Today i was out with my uncle and cousins (16,17,19) at orchard road, we had dinner at a japanese restaurant at cuppage plaza. it was delicious, partly cause it was JAPANESE and i'm in love with jap stuff.
Then we went shopping, we went centrepoint and heeren. at heeren, my uncle strongly persuaded(i'm not kidding, he was like buy ah this one looks nice. buy buy buy)16 to buy a fossil bag -.-, he unwillingly accepted it. then we went into tough jeans smith, my uncle went hey this belt is nice, got it for 19. then 19 was looking at wallets and my uncle strongly persuaded him to buy a purse for his gf, my aunt hung a bag on 19's shoulder and told him it looked great. again, partially unwillingly accepted it. 17 went into adidas, he was the sportiest so he got the latest pair of street scoccer shoes F5.
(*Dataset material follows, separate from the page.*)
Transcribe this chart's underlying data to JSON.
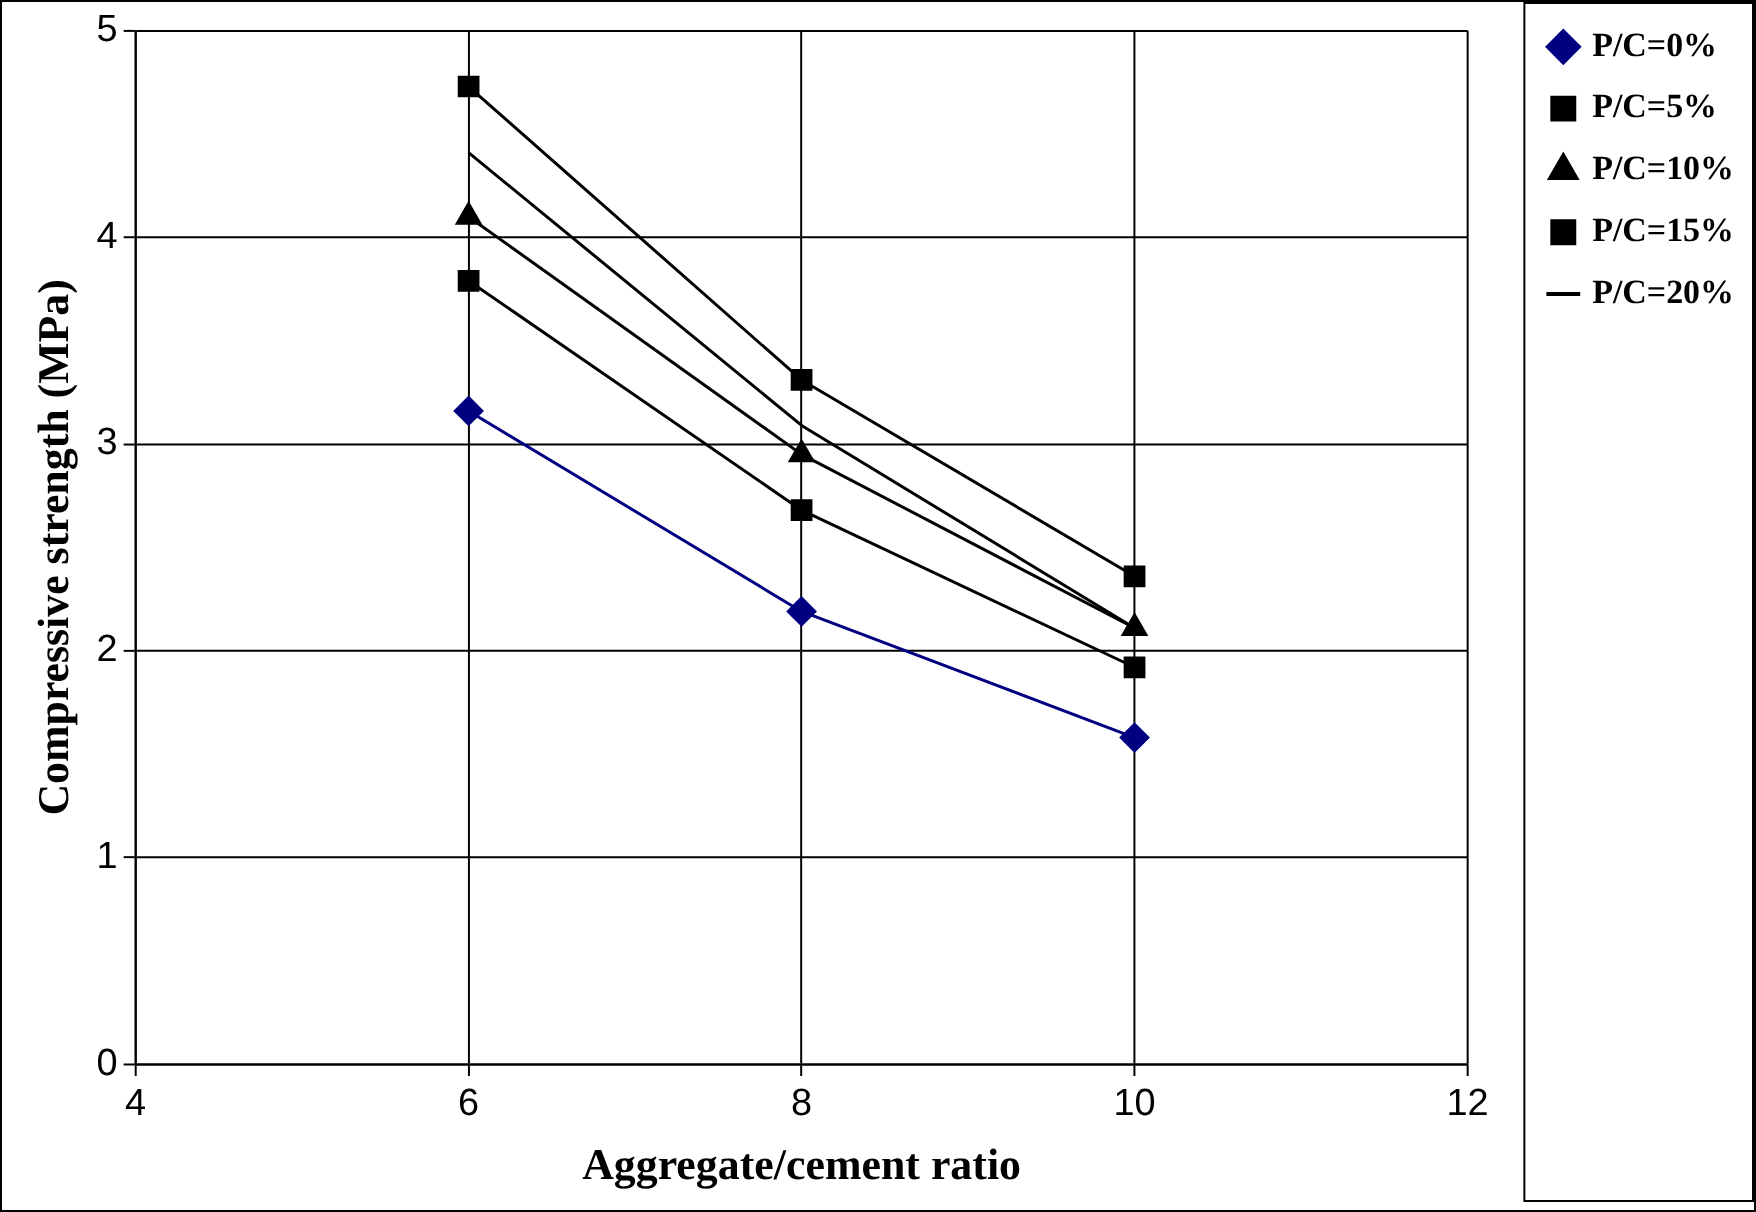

My uncle also asked me if i wanted a watch a few times when we were at centrepoint, fossil and tough. but i rejected, there were emporio armani ones and all but didn't look appealing to me, well i am picky when it comes to shopping.
Then he fetched me back, i was back in my humble temporary home. i thought to myself, wow what an experience, forced shopping. i wouldn't mind something like that. who wouldn't minding being rich, buying anything out there that catches their eye.
Back to my family, i can never afford the diamonds and pearls and Labels but one thing i can afford and that's treating my mum the best i know how. frankly she's all i have left and vice versa, i really only have a wish and that's for her to go to church with me, loving and serving the same God i'm loving and serving.
Cause you'll never know what will happen tomorrow, like how lehman brothers collapsed overnight. suddenly i feel, almost 18yrs of existence in this world, have the things i've done made an impact, inspired anyone, been a good testimony at home or glorified God in everything i do? help me o lord, change me o lord, mould me, teach me, use me, again.